In 2005, the original duo of Hart and Evans worked for Jersey All Pro Wrestling (JAPW), winning the JAPW Tag Team Championship from the Strong Styles Thugs (B-Boy and Homicide). They held the title for approximately four months before losing it to the Backseat Boyz. Evans and Hart began wrestling as The Hart Foundation 2.0 in Mexico's AAA on November 30, 2007. At Centro de Convenciones de Ciudad Madero for the annual Guerra de Titanes event, they participated in and lost a four-way extreme dance for the AAA World Tag Team Championship in a match against champions Crazy Boy and Joe Lider, Charly Manson and Chessman, and Extreme Tiger and Halloween.

=== Hart Foundation 2.0 accomplishments ===
- Jersey All Pro Wrestling
  - JAPW Tag Team Championship (1 time) – Teddy Hart and Jack Evans

== Next Generation Hart Foundation ==

The name had originally been used by Teddy Hart and Jack Evans between 2003 and 2005 while in Ring of Honor.

In 2007, World Wrestling Entertainment (WWE) launched their new development territory, Florida Championship Wrestling (FCW).
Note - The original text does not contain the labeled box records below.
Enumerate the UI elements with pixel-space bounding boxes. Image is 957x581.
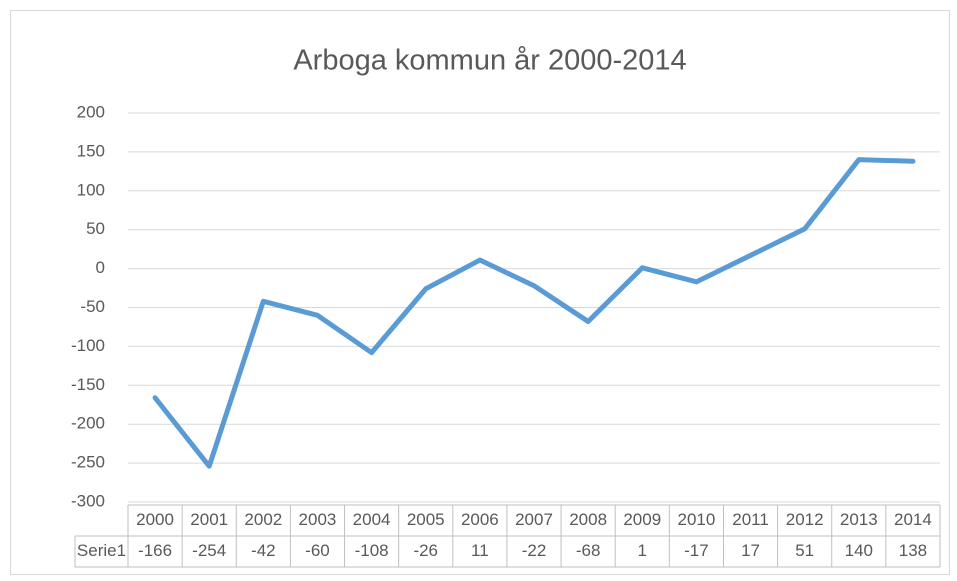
data-label: -254 bbox=[192, 541, 226, 560]
x-tick-label: 2009 bbox=[623, 510, 661, 529]
y-tick-label: -50 bbox=[80, 297, 105, 316]
x-tick-label: 2005 bbox=[407, 510, 445, 529]
y-tick-label: 200 bbox=[77, 102, 105, 121]
x-tick-label: 2013 bbox=[840, 510, 878, 529]
data-label: 11 bbox=[471, 541, 489, 560]
x-tick-label: 2010 bbox=[677, 510, 715, 529]
x-tick-label: 2003 bbox=[299, 510, 337, 529]
x-tick-label: 2007 bbox=[515, 510, 553, 529]
x-tick-label: 2008 bbox=[569, 510, 607, 529]
legend-entry: Serie1 bbox=[77, 541, 126, 560]
data-label: 138 bbox=[899, 541, 927, 560]
data-label: 140 bbox=[845, 541, 873, 560]
data-label: -60 bbox=[305, 541, 330, 560]
x-tick-label: 2006 bbox=[461, 510, 499, 529]
y-tick-label: 0 bbox=[96, 258, 105, 277]
data-label: -42 bbox=[251, 541, 276, 560]
y-tick-label: -150 bbox=[71, 375, 105, 394]
x-tick-label: 2011 bbox=[732, 510, 769, 529]
chart-title: Arboga kommun år 2000-2014 bbox=[293, 45, 686, 77]
data-label: 17 bbox=[741, 541, 760, 560]
data-label: -166 bbox=[138, 541, 172, 560]
y-tick-label: -100 bbox=[71, 336, 105, 355]
data-label: -108 bbox=[355, 541, 389, 560]
data-label: -68 bbox=[576, 541, 601, 560]
chart-border bbox=[10, 10, 950, 575]
data-label: -17 bbox=[684, 541, 709, 560]
y-tick-label: -200 bbox=[71, 414, 105, 433]
series-line bbox=[152, 157, 916, 469]
x-tick-label: 2014 bbox=[894, 510, 932, 529]
y-tick-label: 50 bbox=[86, 219, 105, 238]
y-tick-label: 100 bbox=[77, 180, 105, 199]
y-tick-label: -250 bbox=[71, 453, 105, 472]
x-tick-label: 2012 bbox=[786, 510, 824, 529]
x-tick-label: 2002 bbox=[244, 510, 282, 529]
x-tick-label: 2001 bbox=[190, 510, 228, 529]
data-label: 51 bbox=[795, 541, 814, 560]
data-label: -22 bbox=[522, 541, 547, 560]
data-label: 1 bbox=[638, 541, 647, 560]
x-tick-label: 2004 bbox=[353, 510, 391, 529]
y-tick-label: -300 bbox=[71, 491, 105, 510]
x-tick-label: 2000 bbox=[136, 510, 174, 529]
y-tick-label: 150 bbox=[77, 141, 105, 160]
data-label: -26 bbox=[413, 541, 438, 560]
David Hart Smith, Nattie Neidhart, and Teddy Hart were moved to the new farm territory, where they aligned themselves and formed the Next/New Generation Hart Foundation (also known simply The New Hart Foundation) and were later joined by TJ Wilson and Ted DiBiase, Jr. At FCW's debut show on June 26, Smith won a 21-man battle royal to become the promotion's first Southern Heavyweight Champion. Plans to bring the stable to WWE's main roster were made, but Teddy Hart was released from his development contract in October. Eventually, DiBiase, Neidhart, and Smith, after losing the Southern Heavyweight Championship, were all called up to the main roster, albeit on separate shows, as DiBiase and Smith (using the name DH Smith) were sent to Raw and Neidhart to SmackDown, disbanding the Next Generation Hart Foundation. After being drafted to SmackDown, Smith returned to FCW—without ever debuting on SmackDown—and reformed the stable with Wilson. With Neidhart's (renamed Natalya) help they won the FCW Florida Tag Team Championship on October 30, 2008, by defeating Joe Hennig and Heath Slater. They held the championship until December 11, when they lost to Johnny Curtis and Tyler Reks.

=== Next Generation Hart Foundation accomplishments ===
- Florida Championship Wrestling
  - FCW Southern Heavyweight Championship (2 times) – DH Smith (1), TJ Wilson (1)
  - FCW Florida Tag Team Championship (1 time) – DH Smith and TJ Wilson

== The Hart Dynasty ==

The Hart Dynasty stable appeared in World Wrestling Entertainment from 2008 to 2010. The unit consisted of the tag team of Tyson Kidd and David Hart Smith, and Natalya as a manager and women's wrestler. They were sometimes managed by Natalya and David's uncle, Bret Hart after his return to WWE in 2010, accompanied by the Keegans, Mark, Josh, and Matt.

=== The Hart Dynasty accomplishments ===
- World Wrestling Entertainment
  - World Tag Team Championship (1 time, final reign) – David Hart Smith and Tyson Kidd
  - WWE Tag Team Championship (1 time) – David Hart Smith and Tyson Kidd
  - WWE United States Championship (1 time) – Bret Hart
  - WWE Divas Championship (1 time) – Natalya
  - WWE SmackDown Women's Championship (1 time) – Natalya
  - WWE Women's Tag Team Championship (1 time) – Natalya with Tamina

== New Era Hart Foundation ==

In 2018, a new Hart Foundation group was formed in Major League Wrestling, with Teddy Hart, Davey Boy Smith Jr. (Harry Smith) and Brian Pillman Jr. as the three members.

On October 23, 2019, Teddy Hart announced on his Twitter page that Kenny "Gorilla Blanco" Lester was an official member of the Hart Foundation.

=== New Era Hart Foundation accomplishments ===
- Major League Wrestling
  - MLW World Middleweight Championship (1 time) – Teddy Hart
  - MLW World Tag Team Championship (1 time) – Teddy Hart, Davey Boy Smith Jr, and Brian Pillman Jr

== Other versions ==
In 2002, Teddy Hart formed a team with his cousin Harry Smith, TJ Wilson, Nattie Neidhart, and Jack Evans in Stampede Wrestling. In 2013 Jim Neidhart and Harry Smith wrestled for an independent promotion under the Hart Foundation name.